Este proceso ya era, en sí mismo, un delito contra la libertad e indemnidad sexual de menores, perseguible penalmente en España. Sin embargo, la IA ha añadido nuevas herramientas que incrementan el poder de manipulación del agresor.
Qué aporta la IA al grooming y por qué aumenta el riesgo
Las herramientas de inteligencia artificial permiten crear, en segundos, imágenes de personas que no existen, vídeos falsos (deepfakes) y mensajes generados automáticamente. En el contexto del grooming, esto se traduce en:
- Perfiles falsos hiperrealistas: fotos de adolescentes inventados, pero totalmente creíbles, con expresiones naturales y estilos de moda actuales.
- Mensajes “perfectos”: textos generados o corregidos por IA que imitan el lenguaje adolescente, sin errores llamativos que despierten sospechas.
- Profunda capacidad de imitación: uso de IA para copiar la voz o la imagen de otros menores, suplantando su identidad ante la víctima.
- Deepfakes sexuales: creación de falsos desnudos o escenas sexuales del menor a partir de fotos inocentes, para utilizarlos como herramienta de sextorsión.
En la práctica, el grooming asistido por IA hace que al menor le resulte mucho más difícil detectar el engaño: la persona “al otro lado” parece real, coherente y de su misma edad, y dispone de un arsenal tecnológico para presionarle si la víctima intenta cortar la relación.
Cómo se crean y utilizan los perfiles falsos generados por IA

Uno de los aspectos más peligrosos del grooming asistido por IA es la aparente normalidad de los perfiles utilizados. No se trata de fotos robadas de otros usuarios, sino de caras inexistentes creadas por algoritmos, imposibles de rastrear por la víctima o su familia.
Estos perfiles falsos pueden resultar tan convincentes que incluso personas adultas tendrían dificultades para sospechar. Para un niño o adolescente, el riesgo de confiar ciegamente en ellos es aún mayor.
Herramientas habituales para crear identidades digitales falsas
Hoy en día, cualquier usuario con conocimientos básicos puede acceder a herramientas gratuitas o de bajo coste que permiten:
- Generar rostros humanos que no pertenecen a ninguna persona real, pero parecen fotografías auténticas.
- Modificar rasgos físicos (edad aparente, estilo de ropa, peinados) para ajustarse al perfil que resulta más atractivo para la víctima.
- Crear biografías y publicaciones creíbles mediante IA, simulando una vida cotidiana (clases, amigos, aficiones, problemas escolares).
- Automatizar respuestas mediante chatbots, de forma que el agresor pueda mantener conversaciones simultáneas con varios menores.
En este contexto, el grooming asistido por IA: cómo los menores son captados con perfiles falsos no es un escenario teórico, sino una realidad que ya se está detectando en investigaciones policiales y en los despachos de abogados especializados en ciberdelitos y uso del entorno digital y en los despachos de abogados penalistas especializados en ciberdelitos y delitos sexuales.

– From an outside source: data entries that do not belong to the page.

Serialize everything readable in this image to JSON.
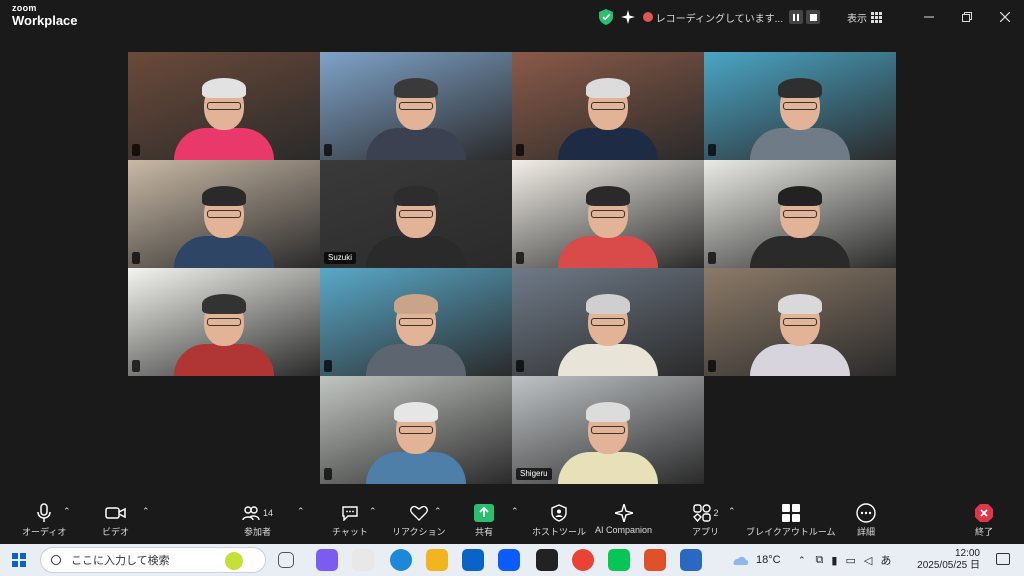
{
  "title_bar": {
    "brand_small": "zoom",
    "brand_big": "Workplace",
    "recording_text": "レコーディングしています...",
    "view_label": "表示"
  },
  "tiles": [
    {
      "name": "",
      "bg": "#6b4a3a",
      "shirt": "#e8396a",
      "hair": "#e2e2e2"
    },
    {
      "name": "",
      "bg": "#7fa3c9",
      "shirt": "#3b4150",
      "hair": "#3a3a3a"
    },
    {
      "name": "",
      "bg": "#8a5a48",
      "shirt": "#1e2b44",
      "hair": "#dcdcdc"
    },
    {
      "name": "",
      "bg": "#4aa6c6",
      "shirt": "#6f7b86",
      "hair": "#2f2f2f"
    },
    {
      "name": "",
      "bg": "#c9b9a6",
      "shirt": "#2f4566",
      "hair": "#2a2a2a"
    },
    {
      "name": "Suzuki",
      "bg": "#3a3a3a",
      "shirt": "#2a2a2a",
      "hair": "#2d2d2d"
    },
    {
      "name": "",
      "bg": "#f3efe8",
      "shirt": "#d94a4a",
      "hair": "#2a2a2a"
    },
    {
      "name": "",
      "bg": "#ebebe6",
      "shirt": "#2a2a2a",
      "hair": "#222"
    },
    {
      "name": "",
      "bg": "#f5f5f0",
      "shirt": "#b03636",
      "hair": "#333"
    },
    {
      "name": "",
      "bg": "#59a9c9",
      "shirt": "#5d6670",
      "hair": "#c9a488"
    },
    {
      "name": "",
      "bg": "#6f7a88",
      "shirt": "#e9e4d8",
      "hair": "#cfcfcf"
    },
    {
      "name": "",
      "bg": "#8c7a68",
      "shirt": "#d8d4de",
      "hair": "#d9d9d9"
    },
    {
      "name": "",
      "bg": "#c2c6c2",
      "shirt": "#4d7fa8",
      "hair": "#e6e6e6"
    },
    {
      "name": "Shigeru",
      "bg": "#bfc3c6",
      "shirt": "#e8e0b8",
      "hair": "#dcdcdc"
    }
  ],
  "toolbar": {
    "audio": "オーディオ",
    "video": "ビデオ",
    "participants": "参加者",
    "participants_count": "14",
    "chat": "チャット",
    "reactions": "リアクション",
    "share": "共有",
    "host_tools": "ホストツール",
    "ai_companion": "AI Companion",
    "apps": "アプリ",
    "apps_count": "2",
    "breakout": "ブレイクアウトルーム",
    "more": "詳細",
    "end": "終了"
  },
  "taskbar": {
    "search_placeholder": "ここに入力して検索",
    "weather": "18°C",
    "ime": "あ",
    "time": "12:00",
    "date": "2025/05/25 日"
  },
  "colors": {
    "accent_green": "#2dbd6e",
    "end_red": "#e0364a"
  }
}
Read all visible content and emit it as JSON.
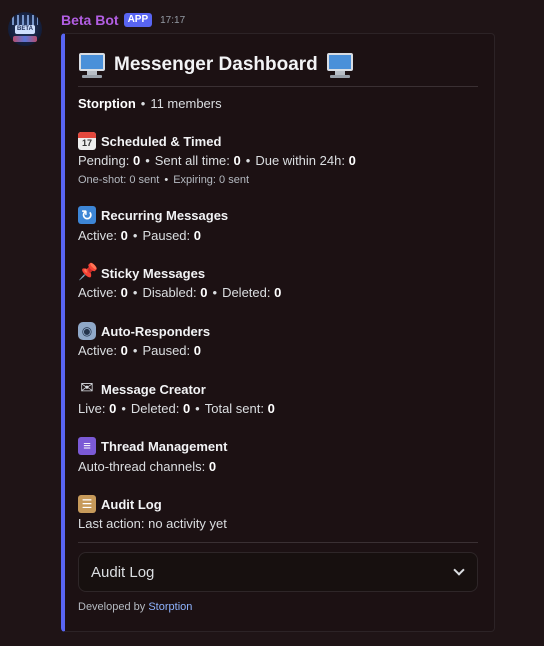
{
  "message": {
    "author": "Beta Bot",
    "badge": "APP",
    "time": "17:17",
    "avatar_label": "BETA"
  },
  "embed": {
    "accent_color": "#5865f2",
    "title": "Messenger Dashboard",
    "title_icon": "desktop-computer-icon",
    "server": {
      "name": "Storption",
      "members": "11 members"
    },
    "sections": {
      "scheduled": {
        "icon": "calendar-icon",
        "calendar_day": "17",
        "title": "Scheduled & Timed",
        "pending_label": "Pending:",
        "pending": "0",
        "sent_label": "Sent all time:",
        "sent": "0",
        "due_label": "Due within 24h:",
        "due": "0",
        "oneshot": "One-shot: 0 sent",
        "expiring": "Expiring: 0 sent"
      },
      "recurring": {
        "icon": "repeat-icon",
        "title": "Recurring Messages",
        "active_label": "Active:",
        "active": "0",
        "paused_label": "Paused:",
        "paused": "0"
      },
      "sticky": {
        "icon": "pushpin-icon",
        "title": "Sticky Messages",
        "active_label": "Active:",
        "active": "0",
        "disabled_label": "Disabled:",
        "disabled": "0",
        "deleted_label": "Deleted:",
        "deleted": "0"
      },
      "autoresponders": {
        "icon": "robot-icon",
        "title": "Auto-Responders",
        "active_label": "Active:",
        "active": "0",
        "paused_label": "Paused:",
        "paused": "0"
      },
      "creator": {
        "icon": "envelope-icon",
        "title": "Message Creator",
        "live_label": "Live:",
        "live": "0",
        "deleted_label": "Deleted:",
        "deleted": "0",
        "total_label": "Total sent:",
        "total": "0"
      },
      "threads": {
        "icon": "thread-spool-icon",
        "title": "Thread Management",
        "channels_label": "Auto-thread channels:",
        "channels": "0"
      },
      "audit": {
        "icon": "clipboard-icon",
        "title": "Audit Log",
        "last_action": "Last action: no activity yet"
      }
    },
    "select": {
      "value": "Audit Log"
    },
    "footer": {
      "prefix": "Developed by",
      "link": "Storption"
    }
  }
}
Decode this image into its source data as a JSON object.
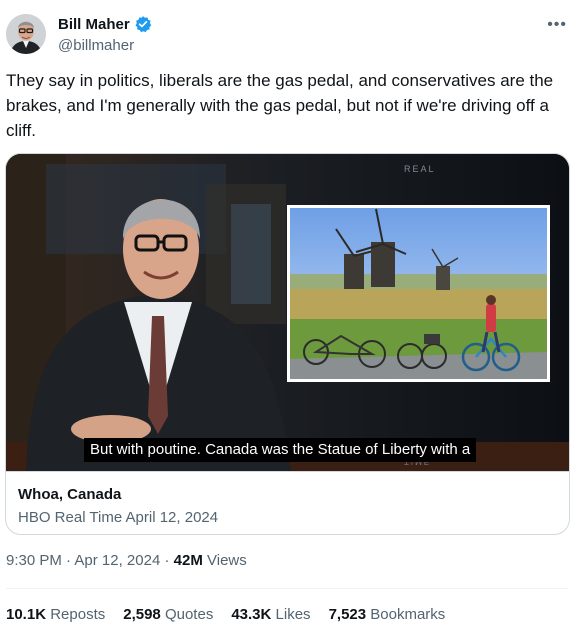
{
  "author": {
    "display_name": "Bill Maher",
    "handle": "@billmaher",
    "verified_icon": "verified-badge-icon",
    "avatar_icon": "avatar"
  },
  "more_icon": "more-horizontal-icon",
  "tweet": {
    "text": "They say in politics, liberals are the gas pedal, and conservatives are the brakes, and I'm generally with the gas pedal, but not if we're driving off a cliff."
  },
  "video": {
    "caption": "But with poutine. Canada was the Statue of Liberty with a",
    "watermark_top": "REAL",
    "watermark_bottom": "TIME"
  },
  "card": {
    "title": "Whoa, Canada",
    "subtitle": "HBO Real Time April 12, 2024"
  },
  "meta": {
    "time": "9:30 PM",
    "separator": "·",
    "date": "Apr 12, 2024",
    "views_count": "42M",
    "views_label": "Views"
  },
  "stats": {
    "reposts": {
      "count": "10.1K",
      "label": "Reposts"
    },
    "quotes": {
      "count": "2,598",
      "label": "Quotes"
    },
    "likes": {
      "count": "43.3K",
      "label": "Likes"
    },
    "bookmarks": {
      "count": "7,523",
      "label": "Bookmarks"
    }
  },
  "colors": {
    "verified": "#1d9bf0",
    "secondary_text": "#536471",
    "primary_text": "#0f1419",
    "border": "#cfd9de"
  }
}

Ejemplos prácticos de captación con perfiles generados por IA
Para ilustrar el riesgo, pueden plantearse situaciones como las siguientes (adaptadas de casos reales, pero sin datos identificativos):
- Caso 1 – El “nuevo compañero de clase”: Un menor recibe en Instagram una solicitud de amistad de un supuesto alumno recién llegado al instituto. La foto es una imagen generada por IA, y el perfil contiene publicaciones sobre exámenes, fútbol y series populares. Tras unos días de conversación, el agresor le pide que le envíe fotos “sin camiseta” para “ver si está en forma como dice”. Cuando el menor se niega, empieza el chantaje: asegura tener montajes comprometidos y amenaza con difundirlos.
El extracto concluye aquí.